Her face lit up. “No. How?”

_____________________________________________________

    Jessica waited until the man beside her fell asleep. What had he said his name was? Jason? Jeremy? It didn’t matter. It probably wasn’t real. Jaymie wasn’t her name, after all.

    Once he started snoring, she slipped out of bed and gathered her clothes. She glanced around the room and smiled. He was so full of shit—from calling this deluxe room a penthouse to fabricating the history of martinis. He truly seemed to believe she’d never had one before. They were in Milwaukee, not some isolated farming commune.  

    She had certainly preferred other cities, but this year’s International Research Psychology Conference was held here. At least it wasn’t snowing.

    She’d attended just enough sessions to be seen, to shake hands, to ensure her colleagues knew she’d shown up—without getting trapped in Dr. Molorov’s presentation on adolescent vaping typologies or the panel on alcohol and intimate partner violence. The abstracts alone were exhausting. Years of funding, decades of expertise, all circling truths anyone with eyes already knew.

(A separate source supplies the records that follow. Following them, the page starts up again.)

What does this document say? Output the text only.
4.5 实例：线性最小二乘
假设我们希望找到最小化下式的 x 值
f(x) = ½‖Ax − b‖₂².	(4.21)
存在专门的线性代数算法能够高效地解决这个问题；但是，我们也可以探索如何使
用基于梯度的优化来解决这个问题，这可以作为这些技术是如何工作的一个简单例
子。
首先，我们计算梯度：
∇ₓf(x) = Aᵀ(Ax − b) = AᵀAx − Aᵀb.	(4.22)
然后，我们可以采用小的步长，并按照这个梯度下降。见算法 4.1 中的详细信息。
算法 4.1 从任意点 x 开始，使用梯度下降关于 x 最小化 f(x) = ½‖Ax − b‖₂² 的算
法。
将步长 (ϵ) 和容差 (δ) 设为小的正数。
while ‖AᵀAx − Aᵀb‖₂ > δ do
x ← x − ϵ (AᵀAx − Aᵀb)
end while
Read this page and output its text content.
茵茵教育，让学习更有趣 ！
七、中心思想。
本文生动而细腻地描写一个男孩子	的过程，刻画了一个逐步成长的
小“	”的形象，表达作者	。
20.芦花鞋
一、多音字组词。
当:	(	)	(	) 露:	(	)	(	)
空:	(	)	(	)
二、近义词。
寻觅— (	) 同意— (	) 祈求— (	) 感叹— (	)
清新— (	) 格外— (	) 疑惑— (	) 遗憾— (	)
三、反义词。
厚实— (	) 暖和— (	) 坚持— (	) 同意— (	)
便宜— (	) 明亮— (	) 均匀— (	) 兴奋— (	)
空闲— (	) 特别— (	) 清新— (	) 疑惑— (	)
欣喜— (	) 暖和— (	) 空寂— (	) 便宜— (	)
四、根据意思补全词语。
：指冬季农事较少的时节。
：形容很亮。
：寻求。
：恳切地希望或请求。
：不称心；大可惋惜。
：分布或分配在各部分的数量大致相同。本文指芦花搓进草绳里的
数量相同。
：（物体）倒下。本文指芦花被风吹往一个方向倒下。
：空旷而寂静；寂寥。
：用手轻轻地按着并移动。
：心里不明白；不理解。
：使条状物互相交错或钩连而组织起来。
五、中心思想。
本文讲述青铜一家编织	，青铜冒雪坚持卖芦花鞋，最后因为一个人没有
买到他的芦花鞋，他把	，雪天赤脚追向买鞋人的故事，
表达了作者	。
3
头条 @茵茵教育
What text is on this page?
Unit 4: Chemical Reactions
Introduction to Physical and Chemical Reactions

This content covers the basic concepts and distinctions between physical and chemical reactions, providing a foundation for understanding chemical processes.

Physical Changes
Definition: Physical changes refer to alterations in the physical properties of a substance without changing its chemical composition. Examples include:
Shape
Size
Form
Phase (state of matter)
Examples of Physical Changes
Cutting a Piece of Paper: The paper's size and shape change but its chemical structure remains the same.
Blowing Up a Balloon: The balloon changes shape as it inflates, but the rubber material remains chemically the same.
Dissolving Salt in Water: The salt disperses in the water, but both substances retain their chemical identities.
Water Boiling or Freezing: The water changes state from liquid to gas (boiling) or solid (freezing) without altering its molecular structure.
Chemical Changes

    Conferences looked good on her CV, but they had little to do with the bulk of her work: teaching six sections of Psych 101. Freshmen who didn’t want to be there and business majors who thought one psychology class would turn them into master manipulators. No, Jeremy—it just meant you might vaguely remember that someone once trained pigeons to play ping pong. Oh. That was his name. Jeremy.

    As the elevator descended, she felt a flicker of satisfaction. The sex hadn’t been good, but that wasn’t the point. What she enjoyed was the ease of it—how readily he accepted the version of her he wanted. The act always revealed the same thing: how many men assumed women were sheltered, waiting to be instructed. With a little more time, she probably could have convinced him she couldn’t drive, boil an egg, or open a PDF. He wanted to believe her lies.

    Back in her own room, she showered and dressed. She took the wedding ring from her purse and slid it back onto her finger. She should text her husband.

Long day at the conference, babe. Lots of networking. Think I found a potential collaborator for my next project. Love you. Headed to bed.

He replied immediately: a thumbs-up, a heart.

    She lay down, already dreading the flight home, but ready to be back home in Miami. Before sleeping, she answered a few emails—most earned a copied response directing students to the syllabus. In the morning, she would present her own research, which, if she were honest, mattered no more than most of what surrounded it. Years of studies, grants, students cycled through the lab, all to move understanding forward by the smallest degree.

She turned off the light.
Tomorrow, she would stand, unsure, at a podium, but speak with authority.
Tonight, she had played dumb—and it had worked exactly as expected.